When I first saw photos of the new sandolo in Canada, I was impressed.
Here was a boat that had all the details - a fully carved passenger sandolo.
The boat was built in the Squero Tramontin, and was in fact the first sandolo to come out of that yard in over fifty years.
Roberto Tramontin gave extra attention to the details on this boat.
As I looked at the photos that Lorne sent me of his beautiful new sandolo, I noticed somethinig familiar about the scimier (that decorative piece that rests atop the seat back).
Lorne told me that the piece that rides on the seat back of his boat is
"the first known copy of the Royal scimier" - an impressive piece of "gondola art" in the private collection of the Tramontin family.
I'd seen that scimier before: in Gilberto Penzo's "La Gondola" (on page 173, to be exact), it is said to be about a hundred years old.
The "Royal Scimier".
I must admit that I'm not clear on the exact history of this piece,
but Lorne tells me that at the varo, many Venetians were nodding their heads in approval, and seemed proud of the scimier.
Here are a few photos showing some of the stages in the creation of this beautiful piece.
The design was drawn out on a single piece of wood,
the silhouette cut out,
and with age-old hand tools,
the craftsman gradually removed wood in small places.

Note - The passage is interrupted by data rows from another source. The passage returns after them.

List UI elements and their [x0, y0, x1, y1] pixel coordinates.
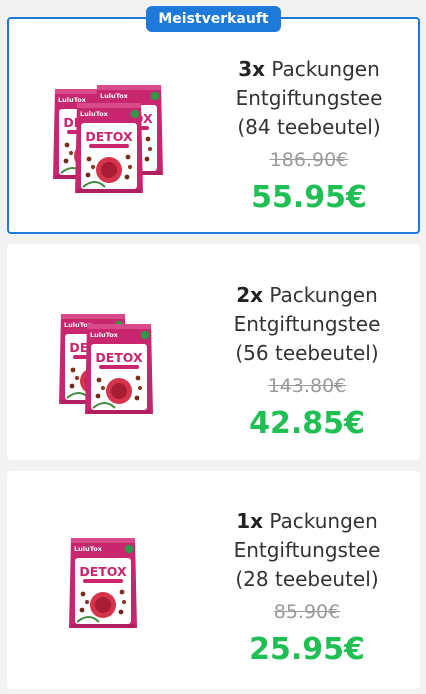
offer-info: 3x Packungen Entgiftungstee (84 teebeute… — [214, 55, 404, 217]
quantity: 1x — [236, 509, 264, 533]
bag-count: (56 teebeutel) — [235, 341, 379, 365]
quantity-line: 3x Packungen — [214, 55, 404, 84]
bag-count: (28 teebeutel) — [235, 567, 379, 591]
product-name: Entgiftungstee — [233, 538, 381, 562]
original-price: 85.90€ — [273, 601, 341, 623]
quantity-unit: Packungen — [269, 283, 378, 307]
sale-price: 55.95€ — [251, 180, 367, 215]
offer-info: 1x Packungen Entgiftungstee (28 teebeute… — [212, 507, 402, 669]
product-image-2-packs — [58, 313, 154, 415]
product-image-3-packs — [52, 84, 164, 194]
bestseller-badge: Meistverkauft — [146, 6, 281, 32]
quantity: 2x — [236, 283, 264, 307]
original-price: 186.90€ — [269, 149, 349, 171]
offer-card-3-packs[interactable]: 3x Packungen Entgiftungstee (84 teebeute… — [7, 17, 420, 234]
product-name: Entgiftungstee — [235, 86, 383, 110]
quantity-line: 2x Packungen — [212, 281, 402, 310]
quantity-unit: Packungen — [269, 509, 378, 533]
product-name: Entgiftungstee — [233, 312, 381, 336]
offer-card-1-pack[interactable]: 1x Packungen Entgiftungstee (28 teebeute… — [7, 471, 420, 689]
sale-price: 42.85€ — [249, 406, 365, 441]
quantity-line: 1x Packungen — [212, 507, 402, 536]
original-price: 143.80€ — [267, 375, 347, 397]
product-image-1-pack — [68, 537, 138, 629]
offer-card-2-packs[interactable]: 2x Packungen Entgiftungstee (56 teebeute… — [7, 244, 420, 460]
offer-info: 2x Packungen Entgiftungstee (56 teebeute… — [212, 281, 402, 443]
quantity: 3x — [238, 57, 266, 81]
bag-count: (84 teebeutel) — [237, 115, 381, 139]
quantity-unit: Packungen — [271, 57, 380, 81]
sale-price: 25.95€ — [249, 632, 365, 667]
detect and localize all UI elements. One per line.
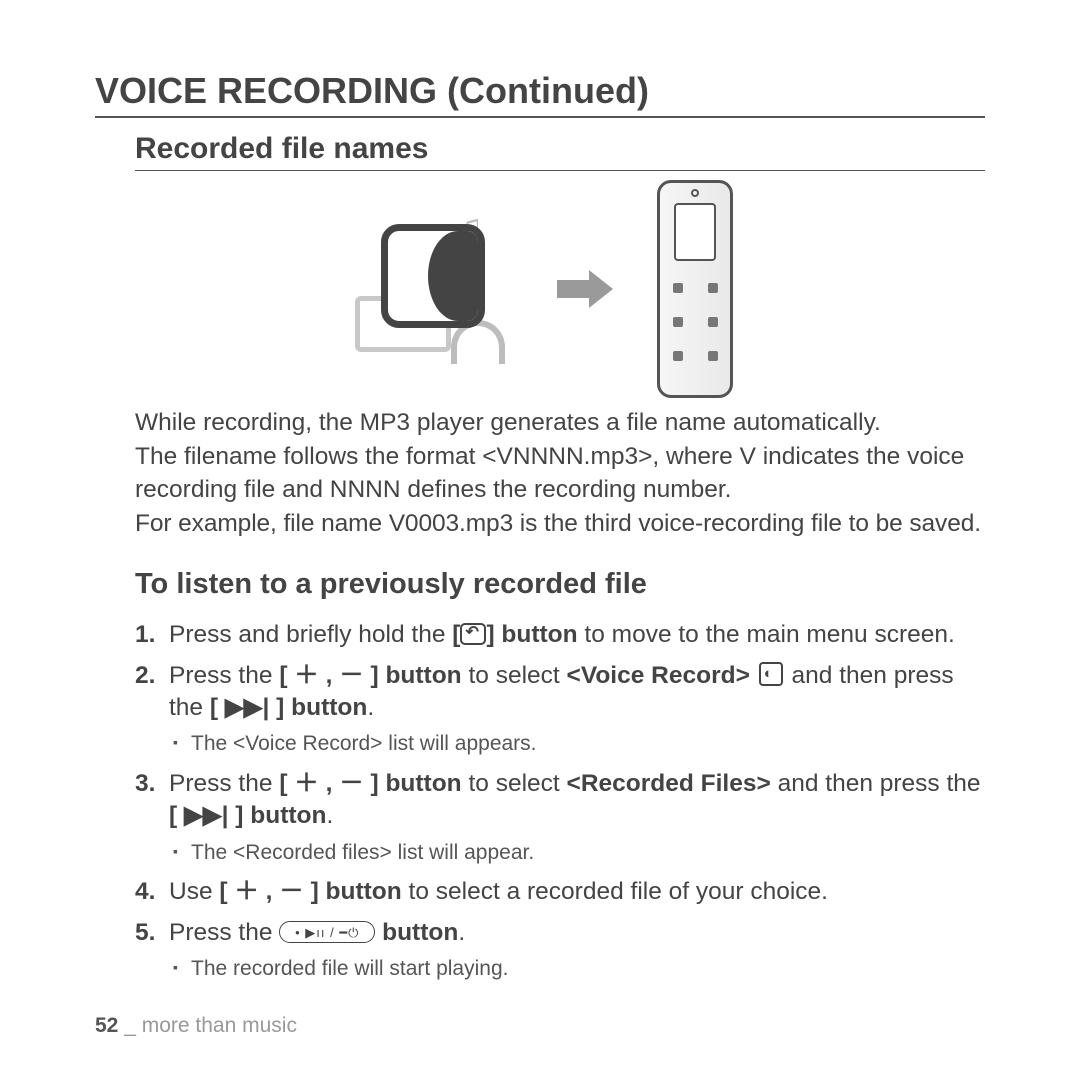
back-button-icon <box>460 623 486 645</box>
voice-record-icon <box>759 662 783 686</box>
footer-section: more than music <box>142 1014 297 1037</box>
section-listen-previous: To listen to a previously recorded file <box>135 568 985 601</box>
step-2-note: The <Voice Record> list will appears. <box>173 730 985 758</box>
mp3-player-illustration <box>657 180 733 398</box>
page-title: VOICE RECORDING (Continued) <box>95 70 985 118</box>
section-recorded-file-names: Recorded file names <box>135 132 985 171</box>
page-footer: 52 _ more than music <box>95 1014 297 1038</box>
instruction-list: Press and briefly hold the [] button to … <box>135 619 985 982</box>
step-1: Press and briefly hold the [] button to … <box>135 619 985 651</box>
intro-paragraph-3: For example, file name V0003.mp3 is the … <box>135 508 985 540</box>
step-3: Press the [ ＋ , － ] button to select <Re… <box>135 768 985 866</box>
illustration-row: ♫ <box>95 189 985 389</box>
arrow-right-icon <box>557 270 617 308</box>
step-4: Use [ ＋ , － ] button to select a recorde… <box>135 876 985 908</box>
step-3-note: The <Recorded files> list will appear. <box>173 839 985 867</box>
step-5-note: The recorded file will start playing. <box>173 955 985 983</box>
play-pause-power-button-icon <box>279 921 375 943</box>
intro-paragraph-2: The filename follows the format <VNNNN.m… <box>135 441 985 506</box>
intro-paragraph-1: While recording, the MP3 player generate… <box>135 407 985 439</box>
step-2: Press the [ ＋ , － ] button to select <Vo… <box>135 660 985 758</box>
step-5: Press the button. The recorded file will… <box>135 917 985 983</box>
voice-record-illustration: ♫ <box>347 204 517 374</box>
page-number: 52 <box>95 1014 118 1037</box>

Once the carving phase was completed,
a flat black base coat was applied.
Then a shiny coat of black was applied.
(my guess is that there were several shiny coats applied)
Finally, gold guilding and brilliant blue were added in the appropriate areas.
People look at gondolas and many other Venetian boats and just assume that the detail pieces are just fancy dress-up stuff, or as a shipbuilding friend of mine likes to say "decorative gingerbread", but in many cases there's history behind every detail.
Thank you Roberto - for bringing something beautiful into the world.